The other reason for the vitriol against the PPACA is historical.
Bottom line, health agents, most of whom are political conservatives, are on the wrong side of history, as conservatives always are.
Going back to their anti-union, anti-civil rights, anti-voting rights, pro-segregation, pro-Vietnam War positions of the past 50 years, it is no wonder that the sons are as anti-PPACA in 2013 as their fathers were anti-Medicare in 1963.
Insurance agents as a group, and health agents in particular, simply don’t like change…because they are conservatives.
For some reason I’ve never understood, conservative agents believe that the rest of the country believes as they do.
But it is not so.
We had a national referendum on PPACA in the last election. The country could have voted for former Gov. Romney who vowed to end PPACA on his first day in office. He lost.
We’ve had court case after court case about PPACA in the past four years, yet conservatives have lost there too. It has been upheld as the law of the land.

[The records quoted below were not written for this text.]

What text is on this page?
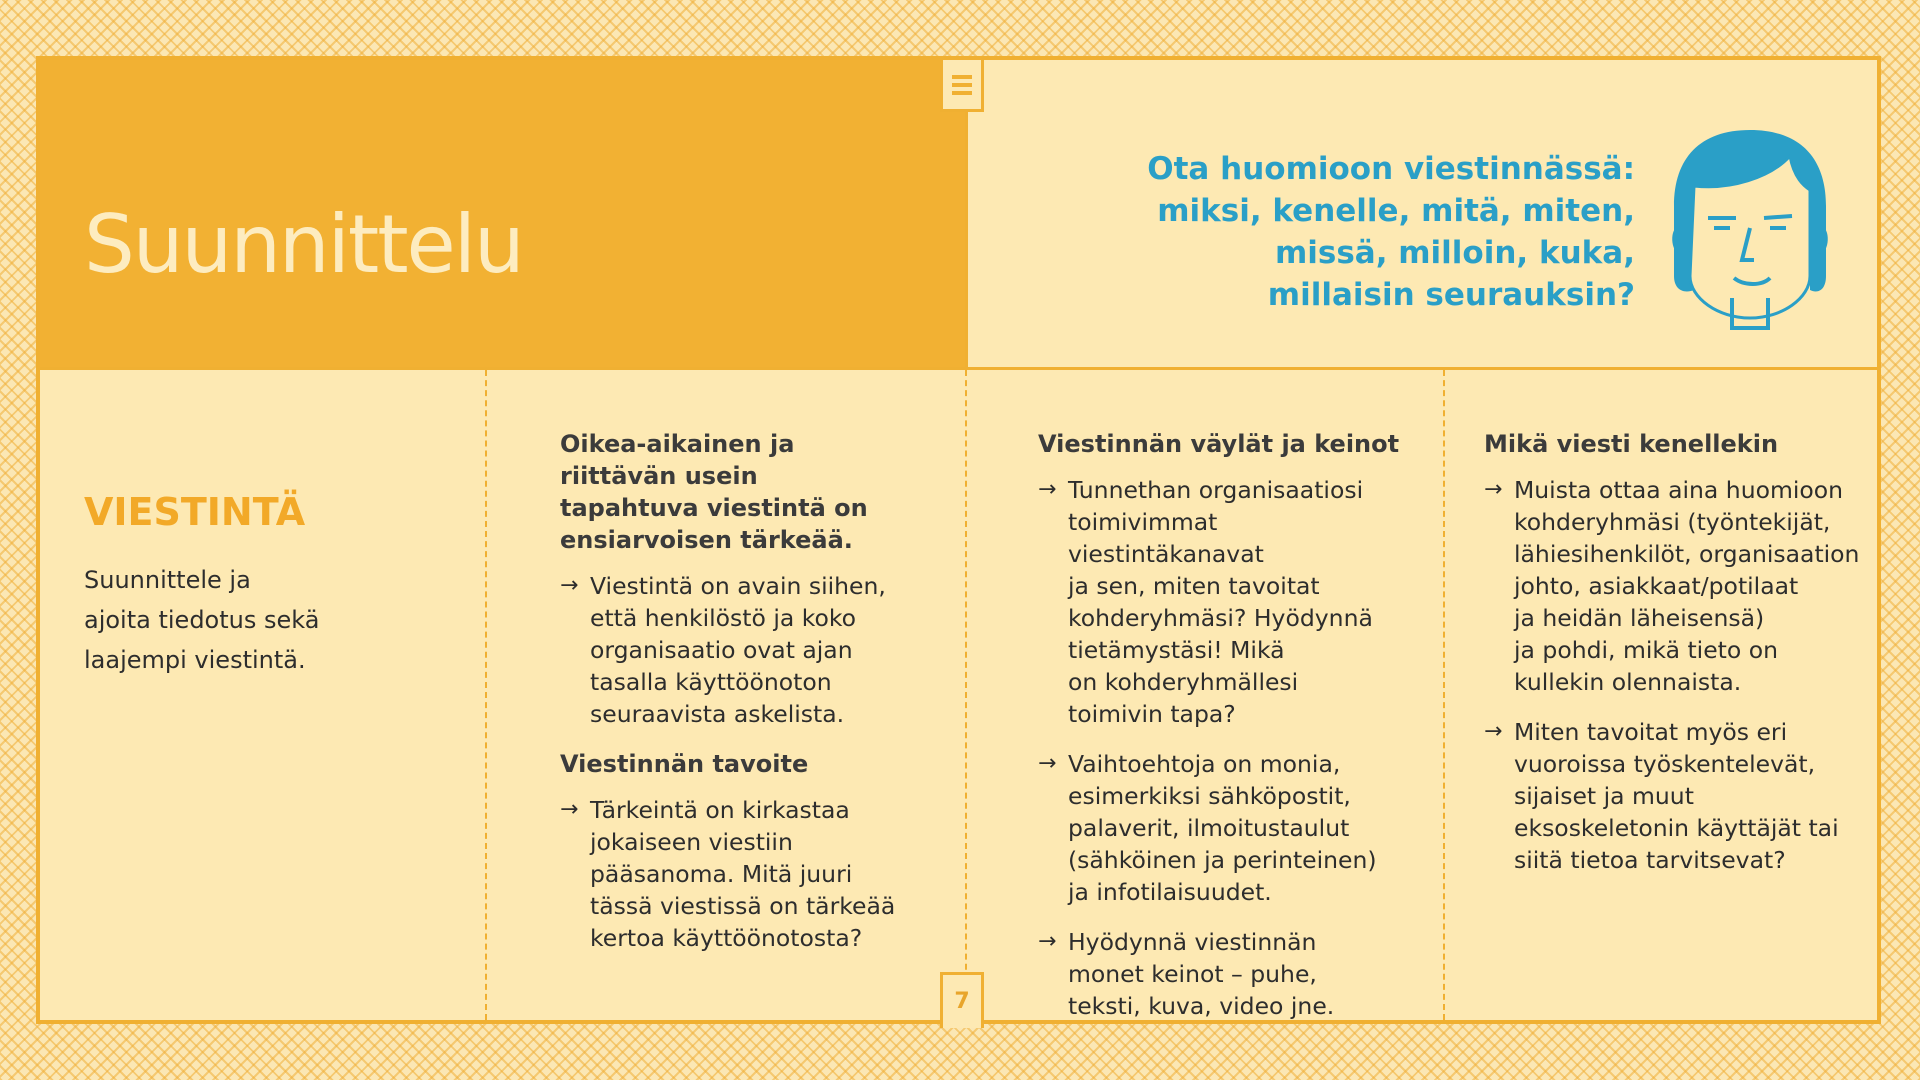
Suunnittelu

Ota huomioon viestinnässä:
miksi, kenelle, mitä, miten,
missä, milloin, kuka,
millaisin seurauksin?

VIESTINTÄ

Suunnittele ja
ajoita tiedotus sekä
laajempi viestintä.

Oikea-aikainen ja riittävän usein tapahtuva viestintä on ensiarvoisen tärkeää.
→ Viestintä on avain siihen,
että henkilöstö ja koko
organisaatio ovat ajan
tasalla käyttöönoton
seuraavista askelista.
Viestinnän tavoite
→ Tärkeintä on kirkastaa
jokaiseen viestiin
pääsanoma. Mitä juuri
tässä viestissä on tärkeää
kertoa käyttöönotosta?
Viestinnän väylät ja keinot
→ Tunnethan organisaatiosi
toimivimmat viestintäkanavat
ja sen, miten tavoitat
kohderyhmäsi? Hyödynnä
tietämystäsi! Mikä
on kohderyhmällesi
toimivin tapa?
→ Vaihtoehtoja on monia,
esimerkiksi sähköpostit,
palaverit, ilmoitustaulut
(sähköinen ja perinteinen)
ja infotilaisuudet.
→ Hyödynnä viestinnän
monet keinot – puhe,
teksti, kuva, video jne.
Mikä viesti kenellekin
→ Muista ottaa aina huomioon
kohderyhmäsi (työntekijät,
lähiesihenkilöt, organisaation
johto, asiakkaat/potilaat
ja heidän läheisensä)
ja pohdi, mikä tieto on
kullekin olennaista.
→ Miten tavoitat myös eri
vuoroissa työskentelevät,
sijaiset ja muut
eksoskeletonin käyttäjät tai
siitä tietoa tarvitsevat?
7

The carriers that health agents represent have not joined agents in any meaningful opposition to PPACA…they see a viable business model under it, mainly because they wrote it!
Investors favor the PPACA. Those who follow the industry believe that the profits selling over the web without costly underwriting and agent comp are going to skyrocket. See the 52-week trading range for Wellpoint (NYSE: WP) and United Health (NYSE: UNH) and you will see how investors like the profit prospects of PPACA, despite anti-PPACA editorials in the conservative Wall Street Journal.